Habermas parte de un hecho sociológico: en Occidente, a dos siglos de la aparición de La crítica de la razón pura, de Kant, la Ilustración atrajo el consenso en todas las esferas de la subjetividad social. La Iglesia ha tenido que adaptarse a las interpretaciones científicas del mundo, al Estado secular, al pluralismo político y, sobre todo, al desgaste paulatino de la antigua homologación entre el creyente y el hombre de fe. La mayoría de los europeos siguen siendo religiosos, pero no profesan ninguna religión particular. Por su parte, la "razón" ha perdido su inocencia: los campos de concentración, la bomba atómica, el hipercontrol cibernético y las perspectivas de la clonación humana son sus criaturas y sus monstruos. Y se pregunta: ¿necesita el Estado liberal un correctivo ético que sirva de autoconciencia del lado oscuro de la modernidad? La respuesta de Haberlas es tajante: no. El "republicanismo kantiano", la idea de una sociedad regulada exclusivamente por la ley, es suficiente. Es preciso, sí, radicalizar la materialización de esta idea, llevarla a nuevas consecuencias, sobre todo a la esfera que escapa con tanta facilidad al "dictado de la ley", es decir, la esfera del mercado, pero todo intento de colocarse con algún tipo de verdad en la mano por encima de la sociedad cercena la posibilidad misma de la sociedad democrática. Hay cambios, por supuesto. La religión representa hoy una fuerza moral y material que puede contribuir a fomentar nuevas formas de solidaridad y convivencialidad, siempre que se rijan por su propia aspiración de formar una parte normativa de la sociedad, es decir, un componente democrático de ella.
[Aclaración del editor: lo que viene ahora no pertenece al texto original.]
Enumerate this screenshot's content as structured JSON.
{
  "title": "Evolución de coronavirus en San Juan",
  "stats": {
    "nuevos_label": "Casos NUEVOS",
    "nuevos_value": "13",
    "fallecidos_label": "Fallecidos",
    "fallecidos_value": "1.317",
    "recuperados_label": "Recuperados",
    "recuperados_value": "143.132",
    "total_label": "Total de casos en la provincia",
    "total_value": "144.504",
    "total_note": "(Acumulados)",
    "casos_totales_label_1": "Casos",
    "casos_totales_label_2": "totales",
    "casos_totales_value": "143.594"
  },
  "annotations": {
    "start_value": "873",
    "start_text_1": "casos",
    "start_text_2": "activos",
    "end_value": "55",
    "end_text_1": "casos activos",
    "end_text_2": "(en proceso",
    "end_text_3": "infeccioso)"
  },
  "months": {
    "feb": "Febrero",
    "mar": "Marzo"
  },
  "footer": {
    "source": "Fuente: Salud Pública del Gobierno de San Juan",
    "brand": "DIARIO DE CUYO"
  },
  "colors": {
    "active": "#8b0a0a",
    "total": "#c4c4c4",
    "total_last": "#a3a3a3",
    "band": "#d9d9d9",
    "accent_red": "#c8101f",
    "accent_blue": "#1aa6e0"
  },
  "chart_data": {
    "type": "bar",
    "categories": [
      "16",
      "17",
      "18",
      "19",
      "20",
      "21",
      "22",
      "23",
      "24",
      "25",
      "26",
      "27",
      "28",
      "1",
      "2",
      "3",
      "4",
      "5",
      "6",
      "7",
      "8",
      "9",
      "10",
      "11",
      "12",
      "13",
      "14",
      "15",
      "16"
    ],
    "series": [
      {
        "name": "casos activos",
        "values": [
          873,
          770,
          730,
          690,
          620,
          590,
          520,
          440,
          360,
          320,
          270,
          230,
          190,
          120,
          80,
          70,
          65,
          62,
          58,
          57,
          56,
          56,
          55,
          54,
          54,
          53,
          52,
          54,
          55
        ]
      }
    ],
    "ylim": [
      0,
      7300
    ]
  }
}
Ratzinger dice coincidir con esta visión, aunque no parece muy convencido. Para el Papa, la fe sigue siendo la respuesta a la pregunta sobre los "límites del hombre", una concepción que se remonta al siglo XVIII; pero sobre todo una respuesta a la formación de un "nuevo consenso" que inhabilite el "terrorismo cotidiano" que domina actualmente la vida de las sociedades contemporáneas. Ratzinger se refiere no al Gran Terrorismo que atenta por motivos políticos y fundamentalistas, sino a los crímenes de cada día que "escapan por completo a la posibilidad del control". Es en la esfera de la "ética" donde la sociedad de hoy debe sufrir modificaciones profundas, que sólo la religión puede proporcionar. Ratzinger parece volver a la idea de que la Iglesia debe asumir lo que compete esencialmente a la esfera pública en un territorio tan delicado como el de la "moralización de la sociedad".
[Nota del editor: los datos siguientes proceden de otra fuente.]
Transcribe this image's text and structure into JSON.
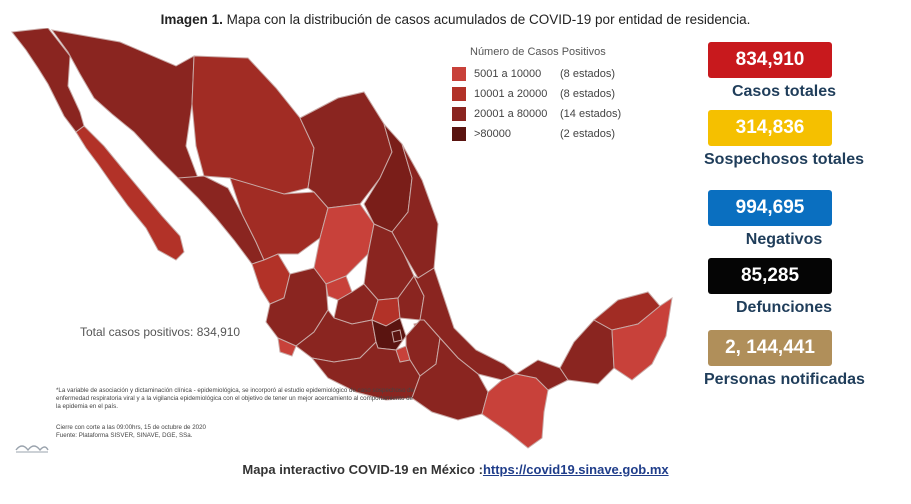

Sin embargo, toda la discusión forma parte de una suerte de cese al fuego entre ambas tradiciones. Un intento de mutua auscultación frente a dos grandes decepciones: la decepción provocada por la religión desde el siglo XIX, y la más nueva que afecta al frente de la Ilustración, cuyos límites parecen también eminentes, y eminentemente enunciados por sus críticos, no religiosos, sino tan seculares como la misma modernidad: Nietzsche, Heidegger, Schmitt y Strauss, sobre los cuales disertan abundantemente el filósofo y el teólogo.